Indexing — Background reindex with checkpoint resume

Granit.Indexing.BackgroundJobs ships RebuildIndexJob<TKey> — an on-demand job that iterates every key emitted by an IIndexedEntrySource<TKey>.EnumerateKeysAsync and calls IIndexer<TKey>.IndexAsync once per entry. The default indexing pipeline keeps the index in sync via lifecycle events; reach for the rebuild job when:

A new tokenizer / analyzer is deployed and the corpus needs re-indexing.
A new tenant is onboarded and existing rows must be back-filled.
A new embedding model is wired and every vector needs regenerating.
An operator manually triggers a full rebuild after a data-quality incident.

Registration

builder.Services.AddGranitIndexing();
builder.Services.AddGranitBackgroundJobs();
builder.Services.AddGranitIndexingBackgroundJobs();

// One per TKey you want to rebuild:
builder.Services.AddGranitIndexingRebuildSource<Guid, MyDocumentSource>();

// Persistent checkpoints (recommended in prod — survives worker restarts):
builder.Services.AddGranitIndexingEntityFrameworkCoreCheckpointStore<Guid>();

Without AddGranitIndexingEntityFrameworkCoreCheckpointStore<TKey>() the framework falls back to InMemoryRebuildCheckpointStore<TKey> — fine for dev / single-process, but state is lost on restart.

Triggering a rebuild — permission at the dispatch site

RebuildIndexJob is on-demand and carries no [RecurringJob] attribute. Hosts that want a recurring rebuild wire their own cron-driven trigger that emits the job.

public sealed class RebuildController(
    IBackgroundJobDispatcher dispatcher,
    IPermissionChecker permissionChecker,
    ICurrentTenant currentTenant)
{
    public async Task TriggerAsync(CancellationToken ct)
    {
        if (!await permissionChecker.IsGrantedAsync(IndexingRebuildPermissions.Rebuild.Execute))
            throw new ForbiddenException();

        await dispatcher.PublishAsync(
            new RebuildIndexJob<Guid>(currentTenant.Id), cancellationToken: ct);
    }
}

Resource budget

The rebuild iterates every key emitted by the source and calls IIndexer<TKey>.IndexAsync once per entry — which in hosts wiring Granit.Indexing.Embeddings triggers one embedding call per entry. To bound the blast radius of a runaway or hostile dispatch:

Option	Default	Purpose
`MaxEntriesPerRun`	`null` (unbounded)	Hard cap on entries processed in a single run. Set this in production.
`MaxRunDuration`	`null` (unbounded)	Wall-clock budget. The service checkpoints + throws `RebuildBudgetExceededException`; Wolverine retries from the checkpoint.
`MaxConsecutiveFailures`	`50`	Circuit-breaker on per-key faults.
`CheckpointBatchSize`	`100`	Persist a checkpoint every N entries.

{
  "Indexing": {
    "BackgroundJobs": {
      "CheckpointBatchSize": 100,
      "MaxConsecutiveFailures": 50,
      "MaxEntriesPerRun": 1000000,
      "MaxRunDurationSeconds": 3600
    }
  }
}

When either budget is hit the checkpoint is preserved and a typed exception (RebuildBudgetExceededException) is raised. Hosts wire this to a Wolverine retry policy that re-dispatches the job after a cool-down.

Crash recovery

The rebuild service persists a checkpoint after every CheckpointBatchSize entries (default 100). On crash, the next dispatch reads the checkpoint and resumes past it — no duplicate indexing, no missing rows, provided your IIndexedEntrySource.EnumerateKeysAsync honours the resumeAfter contract: return keys strictly past the checkpoint, same order across calls.

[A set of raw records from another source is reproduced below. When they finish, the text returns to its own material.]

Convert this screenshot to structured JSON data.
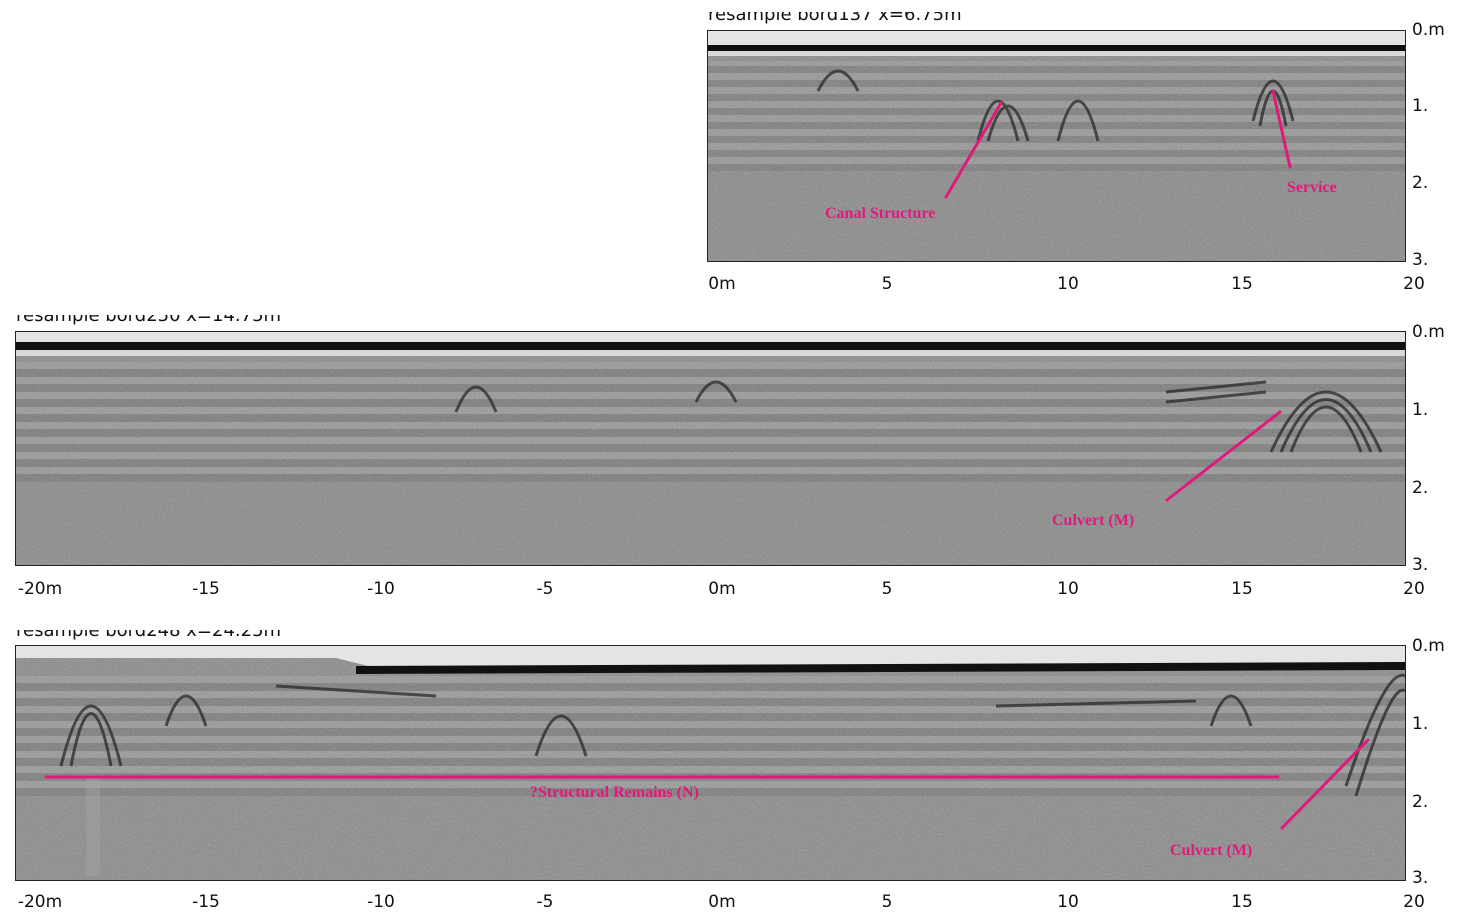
{
  "colors": {
    "annotation": "#e0197d",
    "radar_base": "#8c8c8c"
  },
  "panels": [
    {
      "title": "resample bord137   x=6.75m",
      "depth_labels": [
        "0.m",
        "1.",
        "2.",
        "3."
      ],
      "x_labels": [
        "0m",
        "5",
        "10",
        "15",
        "20"
      ],
      "annotations": [
        {
          "label": "Canal Structure"
        },
        {
          "label": "Service"
        }
      ]
    },
    {
      "title": "resample bord250   x=14.75m",
      "depth_labels": [
        "0.m",
        "1.",
        "2.",
        "3."
      ],
      "x_labels": [
        "-20m",
        "-15",
        "-10",
        "-5",
        "0m",
        "5",
        "10",
        "15",
        "20"
      ],
      "annotations": [
        {
          "label": "Culvert  (M)"
        }
      ]
    },
    {
      "title": "resample bord248   x=24.25m",
      "depth_labels": [
        "0.m",
        "1.",
        "2.",
        "3."
      ],
      "x_labels": [
        "-20m",
        "-15",
        "-10",
        "-5",
        "0m",
        "5",
        "10",
        "15",
        "20"
      ],
      "annotations": [
        {
          "label": "?Structural  Remains  (N)"
        },
        {
          "label": "Culvert  (M)"
        }
      ]
    }
  ]
}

A run that exceeds MaxConsecutiveFailures aborts and the checkpoint is preserved so a follow-up trigger resumes from where the corruption started — rather than re-scanning the whole corpus and re-hitting the same bad row.

Operational events

Every rebuild raises in-process domain events on ILocalEventBus so audit / SIEM subscribers can correlate dispatch-time identity with the run lifecycle:

Event	Raised at
`IndexRebuildStartedEvent`	Very start, before reading the first key
`IndexRebuildCompletedEvent`	Successful end-of-stream
`IndexRebuildAbortedEvent`	`MaxConsecutiveFailures` / `MaxEntriesPerRun` / `MaxRunDuration` cut the run short, or cancellation. Carries the abort reason.

Each event carries TenantId, SourceName, TKey discriminator, processed count, and (when available) the dispatching UserId — wire it into Granit.Auditing for a GDPR-grade processing log.